Madhavan Nair, J.@mdashThis is an appeal by the plaintiff whose suit for recovery of property with arrears of purappad, in redemption of a
panayam evidenced by Ext. A1 dated May 10, 1948, has been dismissed by the court below. The defence was that, though the document is styled
as a panayam, the transaction was really one of tenancy entitling the grantee to fixity of tenure. The Munsif held the transaction to be a mortgage
and therefore decreed the suit. But, the Subordinate Judge held the same to be one of tenancy and therefore dismissed the suit in toto. Hence this
Second Appeal. The document stipulates the mortgage amount to be Rs. 15/- and the purappad payable, after setting off out of the profits of the
property the interest on the mortgage amount, as 35 parahs of paddy worth, on the date of the document, Rs. 57 odd. No doubt, there is a right of
sale conferred on the mortgagee for enforcement of repayment of the advance; and counsel for the appellant contended that the same is a sure
indication that the transaction is a mortgage. Reliance was had on the ruling of Raman Nayar J. in Hussain Thangal v All (1961 K.L.J. 1291) which
has been followed by me in Ammukutty Amma v Ahammad (1961 KLT 758). I have observed that provisions for personal liability for the amount
advanced under the document as also for sale of the demised property to enforce the same are totally inconsistent with a kanom, and that they
being totally inconsistent with the'' nature of a kanom or the mere creation of a tenancy are decisive of the transaction being only a mortgage.

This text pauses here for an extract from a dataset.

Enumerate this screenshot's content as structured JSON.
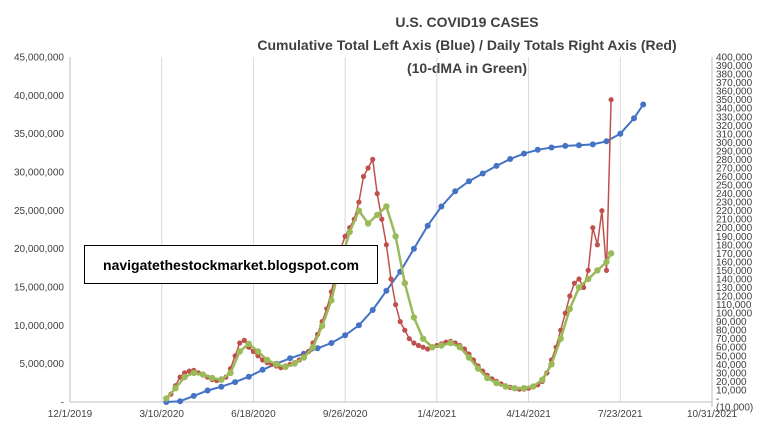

Subsequently, a Division Bench constituted by Velu Filial J.'' and Mathew J. has also held in Ayyappan v Venkiteswara Naicken (1962 K.L.J.
1291) the right of sale as indicative of a mortgage. However, in S.A. No. 41 of 1959 another Bench constituted by the Chief Justice and myself,
has construed a provision for a sale not decisive of the nature of the transaction wherein the interest on the amount advanced was too small in
relation to the profits of the property and held such a transaction to be one of tenancy and not of mortgage. Section 2(22) of Kerala Act I of 1964
defines an incident of a kanom to be ''a right in the transferee to hold the said property liable for the consideration paid by him or due to him'',
which necessarily connotes a right of sale of the property for realisation of the amount. It must then follow that a right of sale in enforcement of the
amount advanced cannot be a decisive factor, that being, by the very definition, an incident of a kanom which is admittedly a transaction of tenancy
only. The evidence shows that the plaintiff is a very rich man whose annual income includes six thousand parahs of paddy. It is difficult then to
conceive of his necessity to borrow Rs. 15/-on mortgage of 1 acre and 32 cents of land. The fact that the amount advanced is only Rs. 15/- but
the purappad payable annually by the mortgagee to the mortgagor is over Rs. 57/- shows that the major aspect of the transaction was the rent of
the land and not of its being security for the loan. I therefore agree with the court below that Ext. A1 represents a kanom and not a mortgage,
within the meaning of Act I of 1964.
2. Though there was a prayer for recovery of arrears of purappad, the court below on holding the transaction to be a kanom, has dismissed the
suit in its entirety. There is no justification therefore. Whether the transaction be a kanom or a mortgage, the plaintiff has a right to recover
''purappad'' which is stipulated to be payable annually under the deed. Dismissal of the suit in regard to arrears of purappad has therefore to be set
aside. In the circumstances, I affirm the decree of the court below except in regard to arrears of purappad for which there will be a decree as
prayed for in the plaint, subject to the defendant''s right, if any, to discharge the same under the provisions of section 73 of Act I of 1964. The
plaintiff will have one-half of his costs throughout.